I’m in Patmos with four grandchildren, two children, and a wife. I know, I know, it sounds very lower–middle-class and only Bournemouth and some sunbeds are missing, but who cares. Children have friends, and grandchildren even younger friends, so it’s not all gloom and doom.
The princely Schwarzenbergs are here — the mother is Greek — and so is half of Vienna, not to mention Florence, Venice and Rome. At dinner the other night up at the piazza, which holds about 40 tables, there was not a single Philip Green-type among the guests, and looking back I cannot remember having had a more pleasant dinner setting ever, other than perhaps once in Sienna long ago. Chora, the section of the island where the piazza is located, would match any town or village as far as beauty is concerned. IRTs (international rich trash) go to Mykonos, the South of France or even now the Hamptons. Upper-class sensitive souls go to Patmos. My son’s boy Taki is 15 and his daughter Maria, 13. My daughter’s boy Antonius is two and a half, her girl Theodora, a one-year-old.

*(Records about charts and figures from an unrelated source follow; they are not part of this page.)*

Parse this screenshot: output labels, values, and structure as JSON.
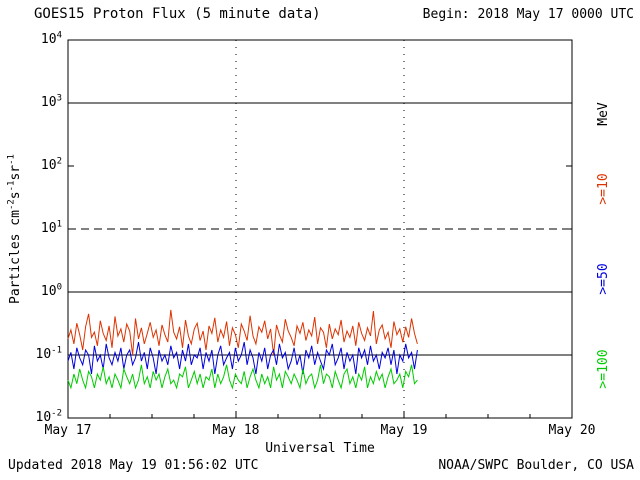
{
  "header": {
    "title": "GOES15 Proton Flux (5 minute data)",
    "begin_label": "Begin: 2018 May 17 0000 UTC"
  },
  "footer": {
    "updated": "Updated 2018 May 19 01:56:02 UTC",
    "source": "NOAA/SWPC Boulder, CO USA"
  },
  "axes": {
    "x_title": "Universal Time",
    "y_title": "Particles cm⁻²s⁻¹sr⁻¹",
    "y_title_parts": [
      "Particles cm",
      {
        "sup": "-2"
      },
      "s",
      {
        "sup": "-1"
      },
      "sr",
      {
        "sup": "-1"
      }
    ],
    "y_ticks": [
      {
        "exp": "4",
        "value": 10000
      },
      {
        "exp": "3",
        "value": 1000
      },
      {
        "exp": "2",
        "value": 100
      },
      {
        "exp": "1",
        "value": 10
      },
      {
        "exp": "0",
        "value": 1
      },
      {
        "exp": "-1",
        "value": 0.1
      },
      {
        "exp": "-2",
        "value": 0.01
      }
    ],
    "x_ticks": [
      {
        "label": "May 17",
        "day": 0
      },
      {
        "label": "May 18",
        "day": 1
      },
      {
        "label": "May 19",
        "day": 2
      },
      {
        "label": "May 20",
        "day": 3
      }
    ]
  },
  "right_labels": {
    "units": "MeV",
    "series": [
      {
        "label": ">=10",
        "color": "#dd3300"
      },
      {
        "label": ">=50",
        "color": "#0000dd"
      },
      {
        "label": ">=100",
        "color": "#00cc00"
      }
    ]
  },
  "chart_data": {
    "type": "line",
    "title": "GOES15 Proton Flux (5 minute data)",
    "xlabel": "Universal Time",
    "ylabel": "Particles cm-2 s-1 sr-1",
    "x_axis": {
      "unit": "days since 2018 May 17 0000 UTC",
      "range": [
        0,
        3
      ],
      "tick_labels": [
        "May 17",
        "May 18",
        "May 19",
        "May 20"
      ],
      "grid_days": [
        1,
        2
      ]
    },
    "y_axis": {
      "scale": "log",
      "range": [
        0.01,
        10000
      ],
      "tick_values": [
        10000,
        1000,
        100,
        10,
        1,
        0.1,
        0.01
      ]
    },
    "reference_lines": [
      {
        "y": 1000,
        "style": "solid"
      },
      {
        "y": 10,
        "style": "dashed"
      },
      {
        "y": 1,
        "style": "solid"
      },
      {
        "y": 0.1,
        "style": "solid"
      }
    ],
    "series": [
      {
        "name": ">=10 MeV",
        "color": "#dd3300",
        "x_start": 0,
        "x_end": 2.08,
        "values": [
          0.18,
          0.25,
          0.15,
          0.32,
          0.21,
          0.12,
          0.28,
          0.45,
          0.19,
          0.23,
          0.14,
          0.35,
          0.22,
          0.17,
          0.29,
          0.13,
          0.41,
          0.2,
          0.26,
          0.16,
          0.31,
          0.24,
          0.1,
          0.38,
          0.18,
          0.27,
          0.15,
          0.22,
          0.33,
          0.19,
          0.25,
          0.14,
          0.3,
          0.21,
          0.16,
          0.52,
          0.23,
          0.18,
          0.28,
          0.13,
          0.36,
          0.2,
          0.15,
          0.26,
          0.32,
          0.17,
          0.24,
          0.12,
          0.29,
          0.22,
          0.39,
          0.16,
          0.25,
          0.19,
          0.34,
          0.14,
          0.27,
          0.21,
          0.13,
          0.31,
          0.24,
          0.17,
          0.42,
          0.2,
          0.15,
          0.28,
          0.23,
          0.35,
          0.18,
          0.26,
          0.1,
          0.3,
          0.21,
          0.16,
          0.37,
          0.24,
          0.19,
          0.14,
          0.29,
          0.22,
          0.33,
          0.17,
          0.25,
          0.2,
          0.4,
          0.15,
          0.27,
          0.23,
          0.13,
          0.31,
          0.18,
          0.26,
          0.21,
          0.36,
          0.16,
          0.24,
          0.19,
          0.29,
          0.14,
          0.33,
          0.22,
          0.17,
          0.27,
          0.2,
          0.5,
          0.15,
          0.25,
          0.3,
          0.18,
          0.23,
          0.13,
          0.34,
          0.21,
          0.26,
          0.16,
          0.28,
          0.19,
          0.38,
          0.22,
          0.15
        ]
      },
      {
        "name": ">=50 MeV",
        "color": "#0000dd",
        "x_start": 0,
        "x_end": 2.08,
        "values": [
          0.08,
          0.11,
          0.06,
          0.13,
          0.09,
          0.07,
          0.12,
          0.1,
          0.05,
          0.14,
          0.08,
          0.1,
          0.06,
          0.15,
          0.09,
          0.07,
          0.11,
          0.08,
          0.13,
          0.06,
          0.1,
          0.12,
          0.07,
          0.09,
          0.16,
          0.08,
          0.11,
          0.06,
          0.13,
          0.09,
          0.05,
          0.12,
          0.08,
          0.1,
          0.07,
          0.14,
          0.09,
          0.11,
          0.06,
          0.12,
          0.08,
          0.15,
          0.07,
          0.1,
          0.09,
          0.13,
          0.06,
          0.11,
          0.08,
          0.12,
          0.05,
          0.1,
          0.14,
          0.07,
          0.09,
          0.11,
          0.06,
          0.13,
          0.08,
          0.1,
          0.16,
          0.07,
          0.12,
          0.09,
          0.05,
          0.11,
          0.08,
          0.13,
          0.06,
          0.1,
          0.12,
          0.07,
          0.15,
          0.09,
          0.11,
          0.06,
          0.08,
          0.13,
          0.07,
          0.1,
          0.05,
          0.12,
          0.09,
          0.14,
          0.07,
          0.11,
          0.08,
          0.06,
          0.12,
          0.1,
          0.15,
          0.07,
          0.09,
          0.13,
          0.06,
          0.11,
          0.08,
          0.1,
          0.05,
          0.13,
          0.09,
          0.12,
          0.07,
          0.14,
          0.08,
          0.1,
          0.06,
          0.11,
          0.09,
          0.13,
          0.07,
          0.12,
          0.05,
          0.1,
          0.08,
          0.15,
          0.09,
          0.11,
          0.06,
          0.12
        ]
      },
      {
        "name": ">=100 MeV",
        "color": "#00cc00",
        "x_start": 0,
        "x_end": 2.08,
        "values": [
          0.04,
          0.03,
          0.05,
          0.035,
          0.06,
          0.04,
          0.03,
          0.055,
          0.045,
          0.03,
          0.05,
          0.04,
          0.065,
          0.035,
          0.045,
          0.03,
          0.05,
          0.04,
          0.03,
          0.06,
          0.045,
          0.035,
          0.05,
          0.03,
          0.04,
          0.07,
          0.035,
          0.045,
          0.03,
          0.055,
          0.04,
          0.05,
          0.03,
          0.045,
          0.06,
          0.035,
          0.04,
          0.03,
          0.05,
          0.045,
          0.065,
          0.03,
          0.04,
          0.055,
          0.035,
          0.05,
          0.03,
          0.045,
          0.04,
          0.06,
          0.03,
          0.05,
          0.035,
          0.045,
          0.07,
          0.04,
          0.03,
          0.05,
          0.04,
          0.035,
          0.055,
          0.03,
          0.045,
          0.06,
          0.04,
          0.03,
          0.05,
          0.035,
          0.045,
          0.03,
          0.065,
          0.04,
          0.05,
          0.03,
          0.055,
          0.045,
          0.035,
          0.05,
          0.04,
          0.03,
          0.06,
          0.035,
          0.045,
          0.05,
          0.03,
          0.04,
          0.07,
          0.035,
          0.05,
          0.045,
          0.03,
          0.055,
          0.04,
          0.03,
          0.05,
          0.06,
          0.035,
          0.045,
          0.03,
          0.05,
          0.04,
          0.065,
          0.03,
          0.045,
          0.035,
          0.055,
          0.04,
          0.05,
          0.03,
          0.045,
          0.06,
          0.035,
          0.04,
          0.05,
          0.03,
          0.055,
          0.045,
          0.07,
          0.035,
          0.04
        ]
      }
    ]
  }
}
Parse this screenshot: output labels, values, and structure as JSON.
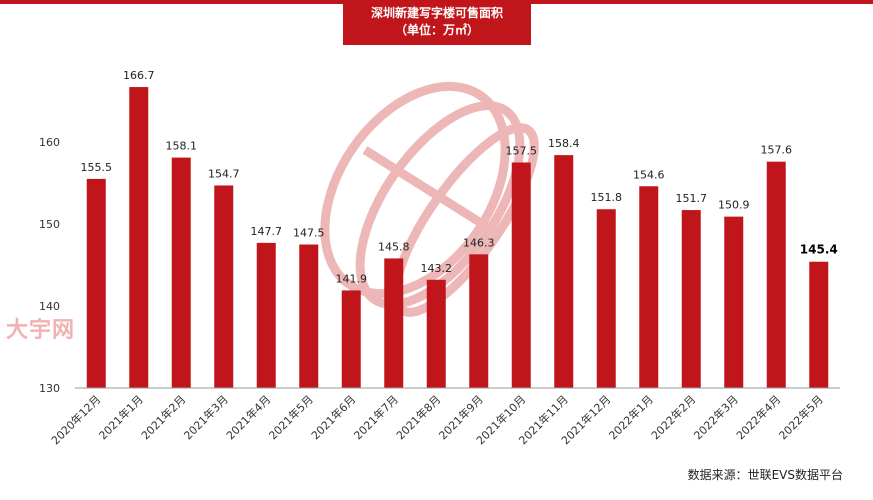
{
  "title": {
    "line1": "深圳新建写字楼可售面积",
    "line2": "（单位：万㎡）"
  },
  "watermark": "大宇网",
  "source": "数据来源：世联EVS数据平台",
  "colors": {
    "bar": "#c0161b",
    "banner": "#c0161b",
    "axis": "#999999"
  },
  "chart_data": {
    "type": "bar",
    "categories": [
      "2020年12月",
      "2021年1月",
      "2021年2月",
      "2021年3月",
      "2021年4月",
      "2021年5月",
      "2021年6月",
      "2021年7月",
      "2021年8月",
      "2021年9月",
      "2021年10月",
      "2021年11月",
      "2021年12月",
      "2022年1月",
      "2022年2月",
      "2022年3月",
      "2022年4月",
      "2022年5月"
    ],
    "values": [
      155.5,
      166.7,
      158.1,
      154.7,
      147.7,
      147.5,
      141.9,
      145.8,
      143.2,
      146.3,
      157.5,
      158.4,
      151.8,
      154.6,
      151.7,
      150.9,
      157.6,
      145.4
    ],
    "value_labels": [
      "155.5",
      "166.7",
      "158.1",
      "154.7",
      "147.7",
      "147.5",
      "141.9",
      "145.8",
      "143.2",
      "146.3",
      "157.5",
      "158.4",
      "151.8",
      "154.6",
      "151.7",
      "150.9",
      "157.6",
      "145.4"
    ],
    "ylim": [
      130,
      170
    ],
    "yticks": [
      130,
      140,
      150,
      160
    ],
    "ytick_labels": [
      "130",
      "140",
      "150",
      "160"
    ],
    "grid": false,
    "legend": "none"
  }
}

Commanding and imperious, the Monastery of St John the Divine stands at the island’s highest point trumpeting the Greek Orthodox faith. The Greeks call Patmos the Jerusalem of the Aegean because within a cave John, the disciple of Christ, envisioned the Apocalypse while banished by the Roman emperor Domitian in AD 95. The Monastery was founded in 1088 and it continued to function as a Christian beacon throughout Venetian, Turkish and Italian invasions. I first came here on Bushido number one long ago. The place was empty and wonderful, the locals friendly and softer than on other islands.
I had a Swedish girl on board, and on the first day she stripped off her top, as Swedes tended to do before the rest of the world’s females followed.